Sunday, October 25, 2020

The issue of taking defecation seriously

Mantle (faeces) was the buzzword at Cresta President Hotel on Thursday as the Ministry of Health (MoH), and the Ministry of Local Government and Rural Development hosted a breakfast meeting to develop advocacy for Community Led Total Sanitation (CLTS).

Speaking at the meeting World Health Organization (WHO) representative to Botswana Dr Felicitas Zawaira said inadequate sanitation is a major cause of disease worldwide, adding that improving sanitation is known to have significant beneficial impact on health both in households and across communities.

Sanitation, which refers to the provision of facilities and services for the safe disposal of human urine and faeces, has been a major cause for concern in Botswana.

Open space defecation is still the order of the day for most poor and marginalised communities across the country. In the urban areas, taking a leak on the streets is no taboo either.

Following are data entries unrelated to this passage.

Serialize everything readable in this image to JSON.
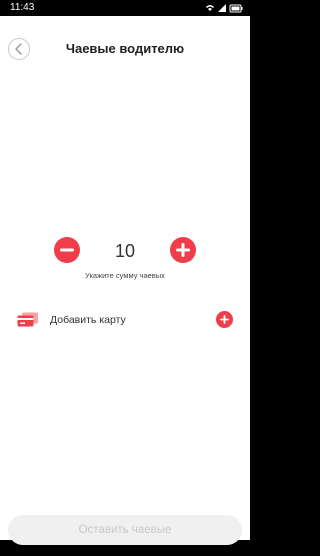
{
  "status_bar": {
    "time": "11:43"
  },
  "header": {
    "title": "Чаевые водителю",
    "back_icon": "chevron-left-icon"
  },
  "tip": {
    "amount": "10",
    "hint": "Укажите сумму чаевых",
    "decrement_icon": "minus-icon",
    "increment_icon": "plus-icon"
  },
  "payment": {
    "add_card_label": "Добавить карту",
    "card_icon": "credit-card-icon",
    "add_icon": "plus-icon"
  },
  "footer": {
    "submit_label": "Оставить чаевые",
    "submit_enabled": false
  },
  "colors": {
    "accent": "#ef3e4a",
    "disabled_bg": "#f0f0f0",
    "disabled_text": "#c8c8c8"
  }
}
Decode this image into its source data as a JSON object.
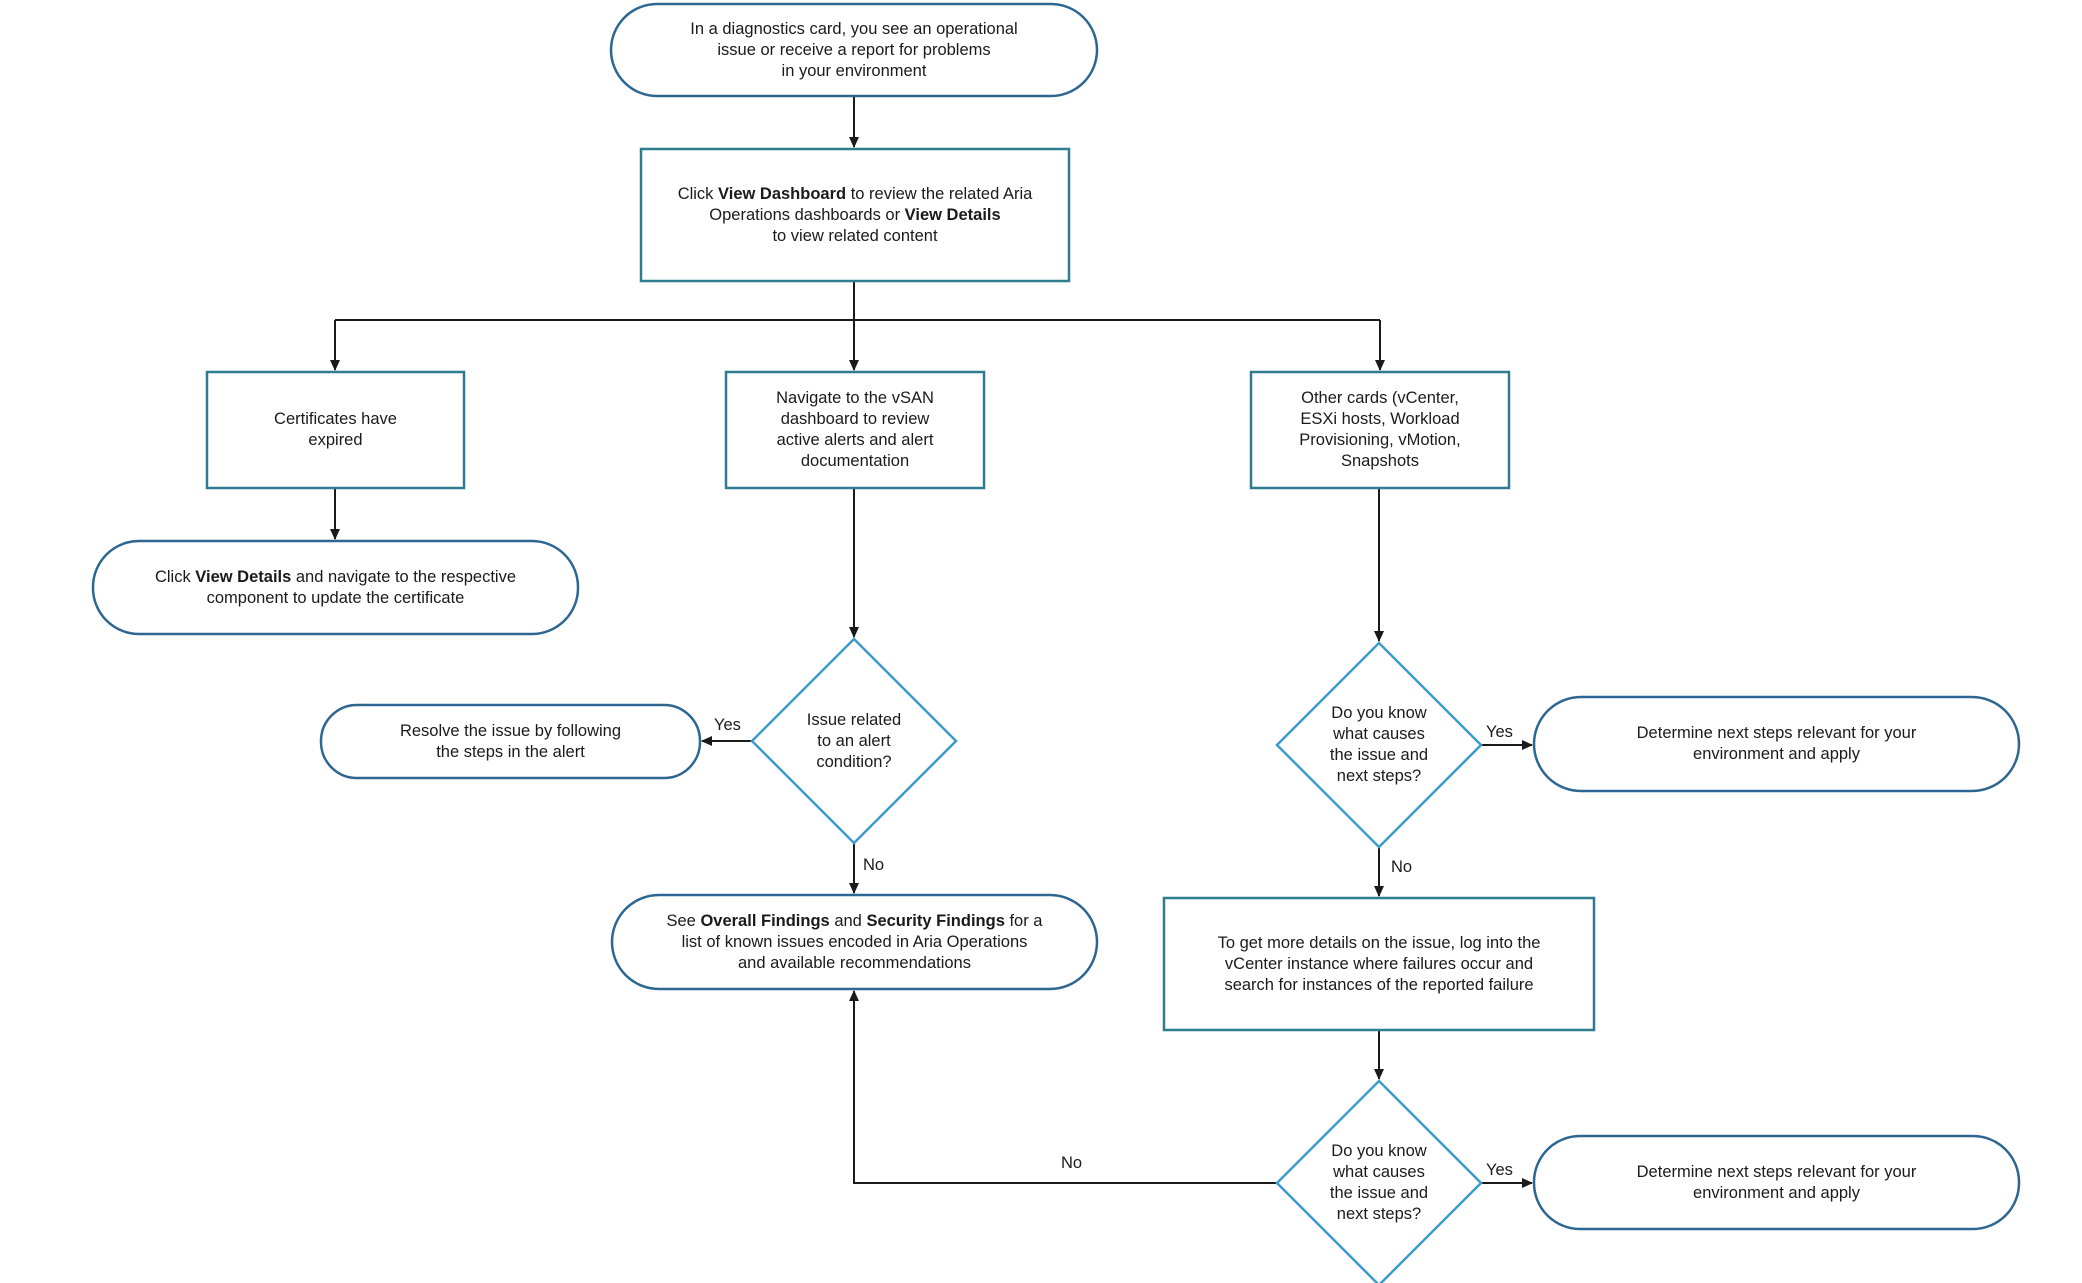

“Unsafe water and inadequate sanitation and hygiene are significant contributors to the 1, 8 million deaths caused by diarrhoea every year while millions more suffer from intestinal worms, bilharzia and trachoma,” Zawaira said.

He said lack of improved sanitation is holding back Millennium Development Goals (MDGs), including child and maternal health, nutrition and education, as well as affording dignity and empowerment especially to women and girls.

Water and sanitation are fundamental requirements for human health and development.

“Poor sanitation itself causes disease and contaminates water which in turn causes more diseases,” he said.

Zawaira attributed sanitation problems to among other things, limited and inequitably distributed resources, poverty, displacement, and generally poor prioritisation and planning.

“Many people affected by this are rural people,” he said.

Kgosi Mboma Diziro of Shakawe was also available to share his thoughts and experiences on the subject.

He said people in rural areas who defecate in the bush at times end up stepping on the poop and carry it on the soles of their shoes. This, he said, results in people eating their own poop. “If you do not wash your hands you end up eating your own sh*t,” Diziro said. He said people end up blaming witchcraft when they get infections from “eating their own poop.”

CLTS is a methodology aimed at promoting Open Defecation Free (ODF) Communities through provision of sanitary facilities hence reducing morbidity and mortality rate of infants due to diarrheal diseases.

MoH says having monitored implementation of the methodology under the USAID ÔÇôfunded Southern African Regional Environmental Program (SAREP) in the North West District, they have realized that the community based strategy bares fruits as it is based on community leadership commitment. This is perhaps why they have engaged community leaders like kgosi Diziro to lead the campaign.

They say CLTS is based on the premise that the community can become open defecation free (ODF) only if all members genuinely feel a need for sanitary toilets.

MoH says the impact of poor sanitation and hygiene behavior on preventable diseases is widely recognized, but the CLTS approach is proving to be the most successful methodology in improving rural sanitation world-wide.

According to the MoH, there is widespread open defecation in rural areas and diarrhoea has increased in these areas since 2010.

“Remote rural communities have few formal sanitation options; furthermore, toilet facilities requiring water supply may not be viable in arid areas.”

In 2011 the government reported 183 deaths over a period of three months due to diarrhoea outbreak. Responding to a question in Parliament at the time, Assistant Minister of Health Gaotlhaetse Matlhabaphiri revealed that a total of 171,280 diarrhoea cases were recorded between 2006 and 2011. Within that period, about 1,820 children under the age of five succumbed to the disease.
The highest death toll was registered in 2006 when 54,296 cases were reported along with 649 deaths.

The CLTS initiative in Botswana is supported by the American people through technical assistance from the United States Agency for International Development (USAID) under its Southern Africa Regional Environmental Program (SAREP). SAREP works collaboratively with the Permanent Okavango River Basin Commission (OKACOM), the Botswana Government and local authorities to improve water and sanitation supply to Okavango Basin Communities.